Kokteylleri gayet başarılı ve makul fiyatta.
MASSOURI BEACH
Adanın kuzey batısında kalan Massouri bölgesi tamamen bir yazlıkçı mekanı. Kum plajının olması ve şezlong & şemsiye ikilisinin sadece 4 Euro olması gibi güzel tarafları var. Bir de tam karşısında gördüğünüz Telendos adasına da buradan kısa bir sürede günübirlik dahi ulaşabilirsiniz.

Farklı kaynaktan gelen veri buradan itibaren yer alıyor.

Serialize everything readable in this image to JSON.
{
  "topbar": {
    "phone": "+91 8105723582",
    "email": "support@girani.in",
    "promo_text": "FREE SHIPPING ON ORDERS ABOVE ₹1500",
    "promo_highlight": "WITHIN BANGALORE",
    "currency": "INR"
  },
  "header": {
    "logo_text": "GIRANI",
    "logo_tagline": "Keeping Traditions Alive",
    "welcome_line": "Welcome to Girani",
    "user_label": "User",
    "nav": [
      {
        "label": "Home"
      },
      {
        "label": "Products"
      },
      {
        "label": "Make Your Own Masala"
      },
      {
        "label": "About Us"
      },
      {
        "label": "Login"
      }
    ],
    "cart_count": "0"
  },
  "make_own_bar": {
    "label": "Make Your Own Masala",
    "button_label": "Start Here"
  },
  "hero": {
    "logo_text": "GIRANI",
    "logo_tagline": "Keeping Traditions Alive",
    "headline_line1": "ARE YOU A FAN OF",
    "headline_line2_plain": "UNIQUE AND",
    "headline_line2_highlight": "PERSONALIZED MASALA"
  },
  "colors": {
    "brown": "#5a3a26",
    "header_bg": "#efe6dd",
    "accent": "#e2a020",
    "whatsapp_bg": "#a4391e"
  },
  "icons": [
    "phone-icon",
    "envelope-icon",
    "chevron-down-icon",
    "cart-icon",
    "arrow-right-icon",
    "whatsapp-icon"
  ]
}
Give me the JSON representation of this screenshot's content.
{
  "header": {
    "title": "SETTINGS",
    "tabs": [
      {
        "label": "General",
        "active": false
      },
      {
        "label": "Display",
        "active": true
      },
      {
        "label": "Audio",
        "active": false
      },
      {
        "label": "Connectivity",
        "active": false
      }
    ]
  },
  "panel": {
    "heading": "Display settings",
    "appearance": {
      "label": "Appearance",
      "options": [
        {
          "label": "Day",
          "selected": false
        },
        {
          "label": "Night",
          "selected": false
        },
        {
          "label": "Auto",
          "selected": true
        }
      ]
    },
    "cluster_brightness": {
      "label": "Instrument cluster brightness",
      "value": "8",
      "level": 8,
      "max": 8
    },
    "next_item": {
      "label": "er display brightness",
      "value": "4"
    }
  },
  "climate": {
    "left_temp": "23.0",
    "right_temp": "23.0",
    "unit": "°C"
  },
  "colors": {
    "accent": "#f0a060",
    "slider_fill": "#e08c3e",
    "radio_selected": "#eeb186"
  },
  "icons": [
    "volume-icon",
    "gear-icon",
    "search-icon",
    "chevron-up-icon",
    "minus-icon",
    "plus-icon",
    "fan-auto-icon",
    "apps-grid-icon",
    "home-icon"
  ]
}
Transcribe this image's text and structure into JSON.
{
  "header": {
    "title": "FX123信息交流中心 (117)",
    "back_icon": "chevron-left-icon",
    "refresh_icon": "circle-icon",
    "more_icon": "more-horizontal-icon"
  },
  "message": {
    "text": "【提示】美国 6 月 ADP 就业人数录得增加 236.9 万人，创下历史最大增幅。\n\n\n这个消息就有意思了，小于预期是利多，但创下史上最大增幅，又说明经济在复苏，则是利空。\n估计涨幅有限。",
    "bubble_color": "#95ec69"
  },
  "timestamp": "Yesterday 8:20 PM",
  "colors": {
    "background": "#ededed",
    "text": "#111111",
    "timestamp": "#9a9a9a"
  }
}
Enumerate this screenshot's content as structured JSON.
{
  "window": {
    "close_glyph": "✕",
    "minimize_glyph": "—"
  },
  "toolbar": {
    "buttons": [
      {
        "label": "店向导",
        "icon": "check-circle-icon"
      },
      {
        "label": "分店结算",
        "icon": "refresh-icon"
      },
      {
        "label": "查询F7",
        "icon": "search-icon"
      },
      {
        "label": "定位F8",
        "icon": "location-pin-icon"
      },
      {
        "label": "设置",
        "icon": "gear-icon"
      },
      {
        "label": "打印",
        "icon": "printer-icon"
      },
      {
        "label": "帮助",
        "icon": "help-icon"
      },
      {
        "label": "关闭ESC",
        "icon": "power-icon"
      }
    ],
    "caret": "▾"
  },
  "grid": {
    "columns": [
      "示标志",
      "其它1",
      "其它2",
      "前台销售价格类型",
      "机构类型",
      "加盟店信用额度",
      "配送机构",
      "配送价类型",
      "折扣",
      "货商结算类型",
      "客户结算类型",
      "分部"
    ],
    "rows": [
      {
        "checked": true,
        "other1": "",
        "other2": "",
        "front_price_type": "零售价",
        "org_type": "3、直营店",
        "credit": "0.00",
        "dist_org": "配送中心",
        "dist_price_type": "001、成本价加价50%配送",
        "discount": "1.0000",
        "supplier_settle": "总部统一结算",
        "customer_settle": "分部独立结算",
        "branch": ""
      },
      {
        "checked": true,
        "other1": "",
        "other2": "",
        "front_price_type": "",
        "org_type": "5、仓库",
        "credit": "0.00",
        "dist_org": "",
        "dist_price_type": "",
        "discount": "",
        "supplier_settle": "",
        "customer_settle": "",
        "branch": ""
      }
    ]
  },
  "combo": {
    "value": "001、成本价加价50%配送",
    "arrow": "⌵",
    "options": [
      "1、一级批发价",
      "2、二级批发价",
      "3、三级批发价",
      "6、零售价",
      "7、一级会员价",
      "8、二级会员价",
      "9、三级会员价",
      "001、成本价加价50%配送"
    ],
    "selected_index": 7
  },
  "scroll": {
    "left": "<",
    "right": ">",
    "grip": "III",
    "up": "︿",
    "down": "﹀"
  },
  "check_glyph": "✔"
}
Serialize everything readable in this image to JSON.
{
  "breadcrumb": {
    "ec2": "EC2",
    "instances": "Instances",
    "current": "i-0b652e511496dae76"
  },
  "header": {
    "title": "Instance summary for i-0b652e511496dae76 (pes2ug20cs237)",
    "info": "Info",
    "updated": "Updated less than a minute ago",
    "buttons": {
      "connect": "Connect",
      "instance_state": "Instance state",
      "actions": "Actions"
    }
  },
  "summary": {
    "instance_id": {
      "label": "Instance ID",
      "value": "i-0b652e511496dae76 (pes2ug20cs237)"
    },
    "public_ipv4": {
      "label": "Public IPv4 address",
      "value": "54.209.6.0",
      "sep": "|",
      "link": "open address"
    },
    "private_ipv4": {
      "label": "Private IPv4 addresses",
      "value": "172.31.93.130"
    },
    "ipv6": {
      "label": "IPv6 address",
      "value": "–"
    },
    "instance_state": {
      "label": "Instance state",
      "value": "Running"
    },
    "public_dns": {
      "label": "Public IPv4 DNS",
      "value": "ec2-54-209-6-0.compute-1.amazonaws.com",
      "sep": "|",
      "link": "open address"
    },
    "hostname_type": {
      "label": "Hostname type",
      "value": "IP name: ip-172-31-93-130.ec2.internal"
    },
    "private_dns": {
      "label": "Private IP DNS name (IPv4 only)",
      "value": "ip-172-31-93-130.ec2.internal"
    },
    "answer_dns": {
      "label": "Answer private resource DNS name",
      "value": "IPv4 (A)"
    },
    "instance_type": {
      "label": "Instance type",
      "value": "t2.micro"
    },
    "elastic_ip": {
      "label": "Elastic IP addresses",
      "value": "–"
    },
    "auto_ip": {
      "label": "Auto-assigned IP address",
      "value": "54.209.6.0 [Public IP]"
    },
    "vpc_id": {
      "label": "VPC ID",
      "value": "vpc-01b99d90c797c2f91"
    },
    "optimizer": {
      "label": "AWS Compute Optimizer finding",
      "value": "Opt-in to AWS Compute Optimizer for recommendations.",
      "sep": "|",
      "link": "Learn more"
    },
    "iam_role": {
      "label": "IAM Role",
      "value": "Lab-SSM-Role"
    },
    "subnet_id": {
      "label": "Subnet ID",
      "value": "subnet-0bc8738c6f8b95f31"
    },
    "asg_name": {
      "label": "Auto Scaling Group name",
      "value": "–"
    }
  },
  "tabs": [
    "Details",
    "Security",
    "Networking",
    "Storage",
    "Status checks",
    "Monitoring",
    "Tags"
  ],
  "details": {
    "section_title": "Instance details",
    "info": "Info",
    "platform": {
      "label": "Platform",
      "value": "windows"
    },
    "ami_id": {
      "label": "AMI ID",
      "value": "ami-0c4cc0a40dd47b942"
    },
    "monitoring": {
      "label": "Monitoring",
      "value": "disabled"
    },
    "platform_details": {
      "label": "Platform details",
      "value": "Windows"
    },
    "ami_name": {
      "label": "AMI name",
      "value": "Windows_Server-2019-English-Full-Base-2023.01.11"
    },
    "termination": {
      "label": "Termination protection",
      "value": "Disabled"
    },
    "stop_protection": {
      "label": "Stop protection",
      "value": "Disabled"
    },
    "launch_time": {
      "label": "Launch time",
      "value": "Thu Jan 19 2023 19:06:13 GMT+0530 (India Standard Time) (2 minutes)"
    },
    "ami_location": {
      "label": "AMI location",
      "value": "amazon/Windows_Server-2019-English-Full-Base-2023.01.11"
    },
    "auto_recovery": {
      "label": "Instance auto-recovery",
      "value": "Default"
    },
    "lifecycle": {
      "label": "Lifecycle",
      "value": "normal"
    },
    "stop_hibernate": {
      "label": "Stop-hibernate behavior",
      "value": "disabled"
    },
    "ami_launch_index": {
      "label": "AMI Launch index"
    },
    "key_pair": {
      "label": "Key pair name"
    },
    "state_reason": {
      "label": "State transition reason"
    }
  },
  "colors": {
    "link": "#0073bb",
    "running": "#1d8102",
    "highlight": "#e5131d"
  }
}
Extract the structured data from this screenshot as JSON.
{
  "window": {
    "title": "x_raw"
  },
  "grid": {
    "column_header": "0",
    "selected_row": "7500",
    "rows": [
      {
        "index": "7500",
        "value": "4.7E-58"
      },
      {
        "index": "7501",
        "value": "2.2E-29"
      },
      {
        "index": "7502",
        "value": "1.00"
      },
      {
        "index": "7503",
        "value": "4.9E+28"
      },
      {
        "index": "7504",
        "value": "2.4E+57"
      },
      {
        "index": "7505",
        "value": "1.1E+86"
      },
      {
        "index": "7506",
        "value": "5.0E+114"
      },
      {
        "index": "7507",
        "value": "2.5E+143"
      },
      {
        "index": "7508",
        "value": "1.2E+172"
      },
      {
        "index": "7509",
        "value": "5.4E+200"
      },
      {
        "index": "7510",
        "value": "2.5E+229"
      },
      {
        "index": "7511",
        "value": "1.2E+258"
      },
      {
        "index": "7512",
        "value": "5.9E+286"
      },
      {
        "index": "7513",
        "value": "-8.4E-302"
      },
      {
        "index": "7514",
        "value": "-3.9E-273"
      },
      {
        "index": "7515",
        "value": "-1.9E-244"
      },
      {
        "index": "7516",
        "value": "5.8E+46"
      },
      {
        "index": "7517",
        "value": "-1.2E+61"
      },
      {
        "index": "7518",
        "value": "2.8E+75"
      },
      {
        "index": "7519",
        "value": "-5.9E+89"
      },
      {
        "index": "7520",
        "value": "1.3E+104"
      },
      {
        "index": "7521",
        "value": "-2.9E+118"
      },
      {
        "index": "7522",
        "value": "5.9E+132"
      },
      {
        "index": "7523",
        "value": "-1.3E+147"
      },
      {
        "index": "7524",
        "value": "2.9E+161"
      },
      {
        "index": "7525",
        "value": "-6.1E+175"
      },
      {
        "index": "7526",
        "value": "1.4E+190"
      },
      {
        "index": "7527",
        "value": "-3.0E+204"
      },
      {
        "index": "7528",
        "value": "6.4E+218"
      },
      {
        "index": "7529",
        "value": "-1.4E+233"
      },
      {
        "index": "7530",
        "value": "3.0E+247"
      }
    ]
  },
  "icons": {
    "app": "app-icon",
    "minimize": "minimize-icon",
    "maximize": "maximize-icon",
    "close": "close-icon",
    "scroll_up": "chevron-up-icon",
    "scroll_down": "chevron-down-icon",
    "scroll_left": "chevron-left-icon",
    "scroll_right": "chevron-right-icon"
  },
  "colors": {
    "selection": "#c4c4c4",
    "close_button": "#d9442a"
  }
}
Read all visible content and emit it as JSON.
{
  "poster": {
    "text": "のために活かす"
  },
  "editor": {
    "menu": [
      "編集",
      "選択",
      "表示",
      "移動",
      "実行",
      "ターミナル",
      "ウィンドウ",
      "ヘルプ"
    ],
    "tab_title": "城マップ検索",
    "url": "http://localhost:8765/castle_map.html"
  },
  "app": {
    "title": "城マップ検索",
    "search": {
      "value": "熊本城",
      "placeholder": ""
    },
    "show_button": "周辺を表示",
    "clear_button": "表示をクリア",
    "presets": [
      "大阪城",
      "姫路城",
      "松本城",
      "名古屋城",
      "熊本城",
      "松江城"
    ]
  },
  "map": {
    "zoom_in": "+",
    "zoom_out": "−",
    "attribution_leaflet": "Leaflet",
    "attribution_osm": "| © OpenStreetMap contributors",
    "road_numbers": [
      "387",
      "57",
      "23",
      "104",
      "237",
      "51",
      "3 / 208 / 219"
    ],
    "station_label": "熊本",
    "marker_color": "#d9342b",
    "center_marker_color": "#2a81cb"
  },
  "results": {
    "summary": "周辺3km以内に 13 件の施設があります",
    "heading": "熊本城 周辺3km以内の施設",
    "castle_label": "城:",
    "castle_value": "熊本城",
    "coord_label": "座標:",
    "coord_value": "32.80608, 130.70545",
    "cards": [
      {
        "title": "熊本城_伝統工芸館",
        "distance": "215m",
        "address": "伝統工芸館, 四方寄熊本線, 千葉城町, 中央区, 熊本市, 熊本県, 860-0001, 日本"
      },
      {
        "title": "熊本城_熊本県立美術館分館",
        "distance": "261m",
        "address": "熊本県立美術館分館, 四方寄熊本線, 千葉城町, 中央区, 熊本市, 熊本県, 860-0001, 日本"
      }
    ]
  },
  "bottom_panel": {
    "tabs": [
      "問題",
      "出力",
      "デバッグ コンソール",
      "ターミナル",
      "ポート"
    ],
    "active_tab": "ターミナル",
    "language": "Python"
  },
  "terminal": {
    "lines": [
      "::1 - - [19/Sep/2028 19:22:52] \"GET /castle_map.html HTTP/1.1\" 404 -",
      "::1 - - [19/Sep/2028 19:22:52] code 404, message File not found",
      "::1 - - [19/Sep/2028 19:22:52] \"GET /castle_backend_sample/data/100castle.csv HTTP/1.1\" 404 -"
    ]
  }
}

Atakan’a tekrar bu güzel organizasyon için teşekkürümü de şuraya yazayım 🙂
GÖRÜLMESİ GEREKEN YERLER
ST. SAVVAS MANASTIRI
Adanın tepesinde bulunan manastır kesinlikle görülmeye değer. Hem manzarası müthiş hem de yapı olarak güzel. İçeride kanserli hastaları tedavi ettiğine inanılan rahibin mumyasının ve dilekleri gerçekleşen insanların rahibe getirdiği hediyelerin sergilendiği bir alan da bulunuyor.
FOLK MUSEUM
Manastır yolu üzerinde bulunan Folk Museum’un sahibesi, gerçekten ada hayatına dair size çok güzel bilgiler veriyor. Bu müzede evlilik adetlerinden, yemek kültürüne, süngercilikten, göç etmeye kadar bir çok konuda Kalymnos’un tarihsel gelişimini gözlemledik.
SPIROS KOUMBARAS
Merkezde bulunan yerel ürünler satan bu dükkandan mutlaka, baharat, sütlaç, anasonlu ekmek, bal ve kapari yaprağı turşusu almayı unutmayın. Özellikle süt ürünleriyle meşhur olan dükkanda bulunan ev yapımı yoğurtları da denemenizi tavsiye ederim.
KALYMNOS SEA FOOD COMPANY
Kalymnos Sea Food Club, ürettiği deniz mahsülü ürünlerini, Kalymnos’tan dünyanın dört bir yanına satıyor. Bizim de onun imalathanesini gezip, ürünlerini deneme fırsatımız oldu. Şirketin sahibi George da bize burada eşlik edip, ürünlerini anlattı. George’un o kadar karakteristik bir yüzü ve o kadar bir Ferzan Özpetek filmi havası var ki… Hepimizi çok etkiledi. Onunla sohbet etmek çok keyifliydi. Umarım sizin de şansınız olur 🙂
Kalymnos Sea Food Company’nin sahibi George Katsotourchis
Fotoğraf: Sinan Hamasarılar / Tat Dedektifi
Son olarak, tüm bu yazının tadına uyacak, bütün seyahat boyu kulağımızda ve dilimizde olan bu şarkıyla sizi baş başa bırakıyorum!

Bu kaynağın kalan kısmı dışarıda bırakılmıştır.